Fallout 3 had a plot where you had a father who was intrinsic to your story, and, while many people didn't like that, it's important to realize that any character you play as will have parents, and having them be visually represented in your game is not necessarily a bad thing. To be honest, the "Dad" in FO3 could have been "Dr. Joe" instead, and players would think he was great (or perhaps more fitting/better)
Environment-wise, F0:NV was terrible. The representation of New Vegas in the initial trailers left me thinking this was a vast, surviving, somewhat thriving community where the lights of teh city were something that contrasted with the emptiness around it. However, the New Vegas in the game had roughly 6 buildings to enter on the most important part of the city, and everywhere else was easily overlooked if you weren't focused on going there on your own. The desert, the actual desert, felt more abundant in life than Fallout 3 did. With growing plants and greenery in many different locations, with plants and consumables everywhere, it was hard to think that we were in a desert, and not just a particularly dry field of yellow dirt (one think I have to be petty about was how the 'sand' of New Vegas looked almost like banana pudding dripped over mountains). The sky was filled with clouds, it was very 'full' of locations, and you ended up exploring about 70% of the map by the time you even met Mr. House. Fallout 3, on the other hand, was quite more atmospheric.
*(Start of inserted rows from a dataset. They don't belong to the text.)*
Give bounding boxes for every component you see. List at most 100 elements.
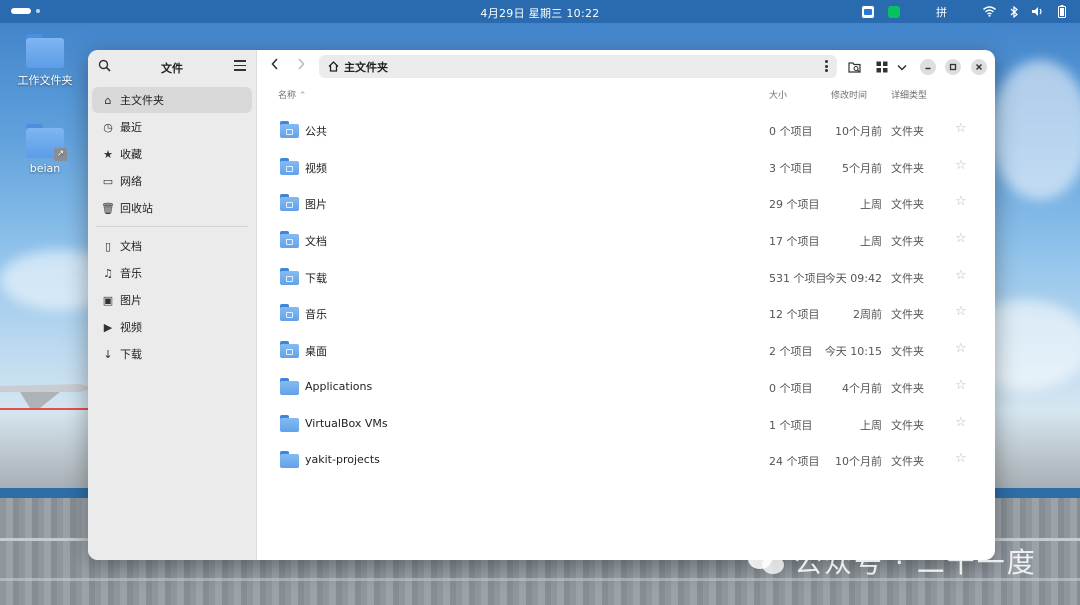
column-header-name[interactable]: 名称 ⌃ [278,88,306,101]
close-button[interactable] [971,59,987,75]
location-bar[interactable]: 主文件夹 [319,55,837,78]
wifi-icon[interactable] [983,6,996,17]
file-name: 桌面 [305,345,327,359]
sidebar-item-label: 回收站 [120,202,153,215]
wallpaper-cloud [990,60,1080,200]
file-type: 文件夹 [891,455,924,469]
back-button[interactable] [266,58,284,76]
star-icon[interactable]: ☆ [955,194,967,209]
sidebar-divider [96,226,248,227]
view-options-button[interactable] [894,59,910,75]
star-icon[interactable]: ☆ [955,304,967,319]
sidebar-item-videos[interactable]: ▶ 视频 [92,314,252,340]
sidebar-item-starred[interactable]: ★ 收藏 [92,141,252,167]
file-size: 1 个项目 [769,418,813,432]
folder-icon [280,414,299,432]
star-icon[interactable]: ☆ [955,231,967,246]
file-row[interactable]: Applications 0 个项目 4个月前 文件夹 ☆ [258,369,995,406]
file-modified: 5个月前 [842,161,882,175]
column-headers: 名称 ⌃ 大小 修改时间 详细类型 [258,84,995,104]
chevron-down-icon [897,64,907,71]
file-name: 文档 [305,235,327,249]
file-name: 视频 [305,161,327,175]
sidebar-item-documents[interactable]: ▯ 文档 [92,233,252,259]
star-icon[interactable]: ☆ [955,415,967,430]
folder-icon [280,121,299,138]
desktop-icon-beian[interactable]: ↗ beian [10,124,80,175]
sidebar-item-trash[interactable]: 🗑 回收站 [92,195,252,221]
bluetooth-icon[interactable] [1010,5,1018,18]
star-icon[interactable]: ☆ [955,268,967,283]
sort-ascending-icon: ⌃ [298,91,307,101]
kebab-menu-icon[interactable] [825,60,828,74]
folder-icon [280,157,299,175]
star-icon[interactable]: ☆ [955,451,967,466]
column-header-modified[interactable]: 修改时间 [831,88,867,101]
file-size: 0 个项目 [769,125,813,138]
sidebar-item-label: 最近 [120,121,142,134]
folder-icon [280,341,299,359]
file-size: 3 个项目 [769,161,813,175]
file-row[interactable]: yakit-projects 24 个项目 10个月前 文件夹 ☆ [258,442,995,479]
wechat-tray-icon[interactable] [888,5,900,18]
file-row[interactable]: 音乐 12 个项目 2周前 文件夹 ☆ [258,295,995,332]
hamburger-menu-icon[interactable] [234,60,246,72]
file-modified: 上周 [860,198,882,212]
folder-icon [280,194,299,212]
wechat-logo-icon [748,546,786,576]
video-icon: ▶ [103,320,113,334]
system-tray: 拼 [862,4,1066,19]
file-type: 文件夹 [891,381,924,395]
sidebar-item-label: 文档 [120,240,142,253]
file-row[interactable]: VirtualBox VMs 1 个项目 上周 文件夹 ☆ [258,406,995,443]
star-icon[interactable]: ☆ [955,378,967,393]
file-name: 下载 [305,271,327,285]
input-method-indicator[interactable]: 拼 [936,4,947,20]
file-type: 文件夹 [891,161,924,175]
desktop-icon-label: 工作文件夹 [17,74,73,87]
sidebar-item-recent[interactable]: ◷ 最近 [92,114,252,140]
star-icon: ★ [103,147,113,161]
desktop-icon-work-folder[interactable]: 工作文件夹 [10,34,80,88]
sidebar-item-pictures[interactable]: ▣ 图片 [92,287,252,313]
file-name: 音乐 [305,308,327,322]
file-modified: 今天 10:15 [824,345,882,359]
grid-view-button[interactable] [874,59,890,75]
file-size: 2 个项目 [769,345,813,359]
file-row[interactable]: 图片 29 个项目 上周 文件夹 ☆ [258,185,995,222]
folder-icon [280,304,299,322]
folder-icon [26,34,64,68]
column-header-size[interactable]: 大小 [769,88,787,101]
file-name: yakit-projects [305,453,380,467]
minimize-button[interactable] [920,59,936,75]
forward-button[interactable] [292,58,310,76]
sidebar-item-home[interactable]: ⌂ 主文件夹 [92,87,252,113]
minimize-icon [925,67,931,70]
sidebar-item-downloads[interactable]: ↓ 下载 [92,341,252,367]
music-icon: ♫ [103,266,113,280]
document-icon: ▯ [104,239,112,253]
star-icon[interactable]: ☆ [955,121,967,136]
volume-icon[interactable] [1032,6,1044,17]
file-row[interactable]: 桌面 2 个项目 今天 10:15 文件夹 ☆ [258,332,995,369]
maximize-button[interactable] [945,59,961,75]
battery-icon[interactable] [1058,5,1066,18]
file-row[interactable]: 文档 17 个项目 上周 文件夹 ☆ [258,222,995,259]
tray-app-icon[interactable] [862,5,874,18]
sidebar-item-network[interactable]: ▭ 网络 [92,168,252,194]
picture-icon: ▣ [102,293,114,307]
file-modified: 2周前 [853,308,882,322]
sidebar-item-music[interactable]: ♫ 音乐 [92,260,252,286]
download-icon: ↓ [103,347,113,361]
watermark-text: 公众号 · 二十一度 [794,546,1037,579]
star-icon[interactable]: ☆ [955,158,967,173]
file-row[interactable]: 视频 3 个项目 5个月前 文件夹 ☆ [258,149,995,186]
file-modified: 今天 09:42 [824,271,882,285]
file-row[interactable]: 下载 531 个项目 今天 09:42 文件夹 ☆ [258,259,995,296]
close-icon [976,64,982,70]
chevron-right-icon [298,58,305,70]
star-icon[interactable]: ☆ [955,341,967,356]
file-row[interactable]: 公共 0 个项目 10个月前 文件夹 ☆ [258,112,995,149]
column-header-type[interactable]: 详细类型 [891,88,927,101]
search-folder-button[interactable] [847,59,863,75]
With broken ruined trees, no signs of plant life beyond brown-crusty looking bushes and cruddy dressers and wardrobes haphazardly discarded in the Capitol Wasteland, there was little sign of life, with purified water being more valuable than gold, there's a sense of 'realness' involved with the desolate landscape, that pure water is hard to come by, and it's needed by beggars who sound as though they are on their last legs, incredibly grateful that you'll give them water, and almost crying when you don't. With a pale green hue over the nearly empty skies, the sun leaving a sickly pink horizon line, with large mountains in the distance, you truly feel that this is a wasteland, even BEFORE you see the city so ruined that the subway tunnels are the easiest accessible routes, if you can navigate your way through them.
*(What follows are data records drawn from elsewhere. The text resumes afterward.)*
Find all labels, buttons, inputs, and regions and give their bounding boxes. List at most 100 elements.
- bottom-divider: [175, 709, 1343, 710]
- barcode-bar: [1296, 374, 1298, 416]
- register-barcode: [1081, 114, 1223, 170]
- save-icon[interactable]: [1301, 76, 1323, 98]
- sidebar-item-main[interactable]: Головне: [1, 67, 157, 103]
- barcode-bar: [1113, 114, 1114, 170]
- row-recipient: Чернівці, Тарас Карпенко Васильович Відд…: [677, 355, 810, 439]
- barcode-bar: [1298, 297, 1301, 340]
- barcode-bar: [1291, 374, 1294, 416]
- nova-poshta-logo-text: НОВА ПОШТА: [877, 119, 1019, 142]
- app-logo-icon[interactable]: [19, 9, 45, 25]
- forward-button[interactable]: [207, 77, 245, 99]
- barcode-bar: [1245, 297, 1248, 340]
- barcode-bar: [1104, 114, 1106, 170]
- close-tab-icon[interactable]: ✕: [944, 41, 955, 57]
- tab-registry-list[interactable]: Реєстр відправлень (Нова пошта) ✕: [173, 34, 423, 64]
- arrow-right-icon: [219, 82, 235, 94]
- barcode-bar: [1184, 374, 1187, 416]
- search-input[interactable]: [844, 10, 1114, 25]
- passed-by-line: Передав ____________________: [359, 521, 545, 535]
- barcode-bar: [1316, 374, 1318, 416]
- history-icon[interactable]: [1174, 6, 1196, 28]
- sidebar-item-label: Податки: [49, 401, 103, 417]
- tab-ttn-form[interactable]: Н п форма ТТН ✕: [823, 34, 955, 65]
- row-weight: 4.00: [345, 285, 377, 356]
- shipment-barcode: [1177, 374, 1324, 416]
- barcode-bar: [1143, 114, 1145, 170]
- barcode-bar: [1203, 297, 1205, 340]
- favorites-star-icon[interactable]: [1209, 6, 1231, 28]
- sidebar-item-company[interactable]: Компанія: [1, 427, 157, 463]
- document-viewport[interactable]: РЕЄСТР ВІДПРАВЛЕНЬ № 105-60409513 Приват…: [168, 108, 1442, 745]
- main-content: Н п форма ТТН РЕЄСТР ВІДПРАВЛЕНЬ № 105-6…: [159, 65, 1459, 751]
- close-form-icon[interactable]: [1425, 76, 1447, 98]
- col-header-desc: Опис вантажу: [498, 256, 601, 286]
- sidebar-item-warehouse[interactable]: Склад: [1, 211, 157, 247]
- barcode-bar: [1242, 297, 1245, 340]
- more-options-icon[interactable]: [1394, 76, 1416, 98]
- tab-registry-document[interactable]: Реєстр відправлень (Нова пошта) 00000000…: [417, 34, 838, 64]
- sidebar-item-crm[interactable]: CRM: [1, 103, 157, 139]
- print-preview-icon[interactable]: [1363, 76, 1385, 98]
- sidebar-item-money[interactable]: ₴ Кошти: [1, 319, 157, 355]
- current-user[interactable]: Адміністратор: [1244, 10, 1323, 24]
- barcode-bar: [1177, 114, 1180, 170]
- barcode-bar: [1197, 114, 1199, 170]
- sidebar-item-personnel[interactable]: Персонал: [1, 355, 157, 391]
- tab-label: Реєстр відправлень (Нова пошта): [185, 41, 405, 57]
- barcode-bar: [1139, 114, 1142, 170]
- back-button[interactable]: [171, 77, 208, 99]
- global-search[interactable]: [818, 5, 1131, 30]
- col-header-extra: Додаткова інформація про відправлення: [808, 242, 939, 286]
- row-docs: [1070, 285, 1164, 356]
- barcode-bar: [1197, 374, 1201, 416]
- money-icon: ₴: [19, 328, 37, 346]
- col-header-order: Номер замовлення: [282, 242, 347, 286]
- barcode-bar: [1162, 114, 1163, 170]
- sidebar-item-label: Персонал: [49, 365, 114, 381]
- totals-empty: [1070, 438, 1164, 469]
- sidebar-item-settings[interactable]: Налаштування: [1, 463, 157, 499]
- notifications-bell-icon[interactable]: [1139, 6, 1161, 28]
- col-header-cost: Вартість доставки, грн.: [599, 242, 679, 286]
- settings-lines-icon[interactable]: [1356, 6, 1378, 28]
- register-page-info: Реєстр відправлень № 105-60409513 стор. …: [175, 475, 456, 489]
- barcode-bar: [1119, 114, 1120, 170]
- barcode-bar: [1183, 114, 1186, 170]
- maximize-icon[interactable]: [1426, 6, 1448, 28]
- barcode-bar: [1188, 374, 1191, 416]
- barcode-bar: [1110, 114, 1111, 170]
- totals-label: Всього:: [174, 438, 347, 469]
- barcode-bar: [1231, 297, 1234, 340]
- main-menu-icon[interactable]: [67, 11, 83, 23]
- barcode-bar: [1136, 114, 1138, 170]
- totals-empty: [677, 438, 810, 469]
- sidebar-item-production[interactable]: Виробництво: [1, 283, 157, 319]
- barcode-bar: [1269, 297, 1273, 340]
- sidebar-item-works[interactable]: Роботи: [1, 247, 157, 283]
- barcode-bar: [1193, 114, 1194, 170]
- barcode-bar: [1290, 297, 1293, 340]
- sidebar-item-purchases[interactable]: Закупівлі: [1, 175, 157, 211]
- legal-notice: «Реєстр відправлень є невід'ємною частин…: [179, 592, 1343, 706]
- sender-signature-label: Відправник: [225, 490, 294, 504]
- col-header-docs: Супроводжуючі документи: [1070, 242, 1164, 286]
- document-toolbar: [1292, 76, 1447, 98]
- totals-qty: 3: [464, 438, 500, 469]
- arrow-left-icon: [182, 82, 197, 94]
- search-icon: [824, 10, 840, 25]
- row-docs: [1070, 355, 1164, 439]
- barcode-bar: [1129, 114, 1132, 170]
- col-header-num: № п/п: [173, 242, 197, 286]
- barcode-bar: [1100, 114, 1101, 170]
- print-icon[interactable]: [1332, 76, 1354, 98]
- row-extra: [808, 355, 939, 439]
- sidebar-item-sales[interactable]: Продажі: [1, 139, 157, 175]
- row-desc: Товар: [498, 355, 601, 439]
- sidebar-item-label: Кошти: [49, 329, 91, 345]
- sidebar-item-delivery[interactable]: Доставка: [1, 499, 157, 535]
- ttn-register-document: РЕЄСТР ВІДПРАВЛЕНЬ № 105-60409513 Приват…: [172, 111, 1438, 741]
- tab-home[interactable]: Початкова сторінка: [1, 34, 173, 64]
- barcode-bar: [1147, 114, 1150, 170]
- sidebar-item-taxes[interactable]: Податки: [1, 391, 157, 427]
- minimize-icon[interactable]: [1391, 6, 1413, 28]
In terms of guns and ammo, I've got to give it to New Vegas, they did a real good job with that one. While Fallout 3 had all the important elements covered by the weapons spectrum, New Vegas jumped it by a long shot. With far more weapons, weapon customization, you became emotionally attached to the weapon, the time and caps you spent keeping it in good condition made it your own, and although there were many like it, it was yours. The different kinds of ammunition made the game more interesting as well. With armor piercing rounds making fighting what few robots were in New Vegas easier, as well as the inevitable scrambling to kill a charging Deathclaw that much easier. Fallout 3 didn't have those moments, and the fact that some enemies like Super Mutant Overlords did a guaranteed 40 damage to you BEFORE the damage from their tri-beam laser rifle was calcualted, makes New Vegas the clear winner in that respect.
In terms of actual SURVIVAL, this being a wasteland survival genre, Fallout 3 takes the prize there. With cheap, inefficient weapons, you were pressured to save every bullet, to take as few shots as you could, and even when you were in the mid-game, exploration was key to setting up a good armory, with vendors selling scrips and scraps of various itedm you could use to make your own weapons with, or maybe some 24 rounds for your Chinese Officer's Pistol, it was caps well spent (usually). New Vegas has a thriving economy, and it shows. With the cap for the Winterized T51-b armor from the Operation: Anchorage add-on usuall hitting the cap limit of 999, New Vegas laughs at that and gives you a Marksman Carbine for 5499 caps, which you eagerly throw away, since even pretending to save has netted me almost 200,000+ caps, 5 gold bars from the Sierra Madre, and large amounts of NCR dollars and Legion Denari(i?)(us's?). The economy was something that did not make the game feel like survival, in so much as an adventure. For an RPG, that's not bad, but for a wasteland survival RPG, that's not hitting the right mark.
While New Vegas has factions, it feels to organized, with the only real raider band being the Fiends, and the only other pseudo-bandit faction being the Great Khans, The story drove all the main faction choices, with so much that could be done with the factions (another entire monologue there), the world felt a lot smaller than Fallout 3, with bandits camping on a ruined overpass, using destroyed cars as cover as they took potshots at you with Hunting Rifles, and you're low on stimpacs. That's a more "wasteland survival" experience than running into prisoners who drop like flies FIGHTING flies (not cazadores, whole other experience there). Now, I've only played the console versions, so I've seen the base game, unedited, and unchanged apart from add-ons, and DLC's, so mods aside, I'll stay with Fallout 3, it was hard, tough, and challenging. It felt desolate, ruined, and there was enough in that seemingly empty wasteland that I felt like I was truly alone, working only at my whims to help or to hinder those around me.